Les faits, les moyens, la procédure

En l'espèce, un enfant a éborgné un autre enfant en tirant une flèche dans sa direction avec un arc qu'il avait lui-même fabriqué. Le père de l'enfant victime du dommage a assigné le père de l'enfant fautif en réparation du préjudice subi du fait de son enfant, sur le fondement de l'ancien article 1384 alinéa 4 du Code civil.

Le défendeur en première instance a été reconnu responsable par la chambre civile de la Cour d'appel de Metz le 25 septembre 1979. Il s'est pourvu en cassation contre cet arrêt en reprochant aux juges d'appel d'avoir reconnu sa responsabilité entière en ce qui concerne les conséquences de l'accident. Il soulève comme moyen que son enfant n'était pas suffisamment discernant pour se voir reconnaître une telle responsabilité.

La question posée à la Cour était de savoir si un enfant auteur d'un dommage pouvait s'en voir imputer l'entière responsabilité sans que les juges n'aient recherché si l'enfant était suffisamment discernant pour cela.

La solution des juges du fond diverge. Le premier président de la Cour de cassation a reconnu qu'il s'agissait d'une question de principe qui devait être traitée par l'Assemblée plénière.


La solution de la Cour de cassation

La Cour de cassation a rendu une solution de principe dans cet arrêt en affirmant que : « Pour que soit présumée, sur le fondement de l'article 1384 alinéa 4 du Code civil, la responsabilité des père et mère d'un enfant mineur habitant avec eux, il suffit que celui-ci ait commis un acte qui soit la cause directe du dommage invoqué par la victime. »

La Cour de cassation pose ici le principe d'une responsabilité objective des parents. C'est-à-dire que leur responsabilité pourra être engagée sur le simple fait de leur enfant ayant causé un dommage. Il n'est pas nécessaire qu'il s'agisse d'une faute. Cela peut être une simple négligence de l'enfant.

Le but de la Cour de cassation est la réparation du préjudice subi. De ce fait que l'enfant ait été discernant ou non pour commettre le fait dommageable ou qu'il ne le soit pas pour s'en voir imputer la responsabilité est indifférent. La responsabilité des parents pourra tout de même être engagée.
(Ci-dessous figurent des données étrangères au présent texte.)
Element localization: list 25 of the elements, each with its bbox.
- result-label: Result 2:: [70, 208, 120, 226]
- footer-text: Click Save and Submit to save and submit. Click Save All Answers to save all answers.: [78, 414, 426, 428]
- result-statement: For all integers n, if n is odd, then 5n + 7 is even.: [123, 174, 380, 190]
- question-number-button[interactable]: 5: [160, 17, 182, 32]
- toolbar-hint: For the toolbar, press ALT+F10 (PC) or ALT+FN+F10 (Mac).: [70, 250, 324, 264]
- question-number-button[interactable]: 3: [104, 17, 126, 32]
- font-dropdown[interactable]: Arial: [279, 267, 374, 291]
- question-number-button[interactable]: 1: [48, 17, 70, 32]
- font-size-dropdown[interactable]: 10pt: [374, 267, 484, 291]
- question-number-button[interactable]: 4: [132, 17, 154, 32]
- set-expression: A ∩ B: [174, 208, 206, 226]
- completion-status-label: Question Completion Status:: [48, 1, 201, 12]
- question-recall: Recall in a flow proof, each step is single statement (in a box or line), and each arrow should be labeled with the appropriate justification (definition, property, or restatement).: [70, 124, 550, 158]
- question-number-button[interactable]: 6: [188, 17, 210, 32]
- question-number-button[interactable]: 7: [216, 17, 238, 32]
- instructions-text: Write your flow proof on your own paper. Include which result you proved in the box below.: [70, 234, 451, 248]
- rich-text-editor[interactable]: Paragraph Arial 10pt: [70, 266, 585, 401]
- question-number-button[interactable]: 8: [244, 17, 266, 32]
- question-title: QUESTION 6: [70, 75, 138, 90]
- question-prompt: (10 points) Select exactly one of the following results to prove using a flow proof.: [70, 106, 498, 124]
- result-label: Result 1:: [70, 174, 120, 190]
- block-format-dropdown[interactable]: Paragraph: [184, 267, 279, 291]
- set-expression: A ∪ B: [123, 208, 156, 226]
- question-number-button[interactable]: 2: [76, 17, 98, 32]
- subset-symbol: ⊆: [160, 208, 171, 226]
Ils ne pourront pas s'exonérer de leur responsabilité.

Cette jurisprudence marque le début de l'objectivisation de la responsabilité des parents du fait de leur enfant. Ceci dans une continuation pour en faire une responsabilité de plein droit par la suite avec les arrêts Bertrand du 18 février 1997 et Levert du 10 mai 2001.


Ce qu'il faut en retenir ?

La responsabilité des parents d'un dommage causé par leur enfant peut être retenue sans qu'il ne soit nécessaire que l'enfant ait commis une faute. Il ne s'agira plus d'une cause d'exonération pour les parents.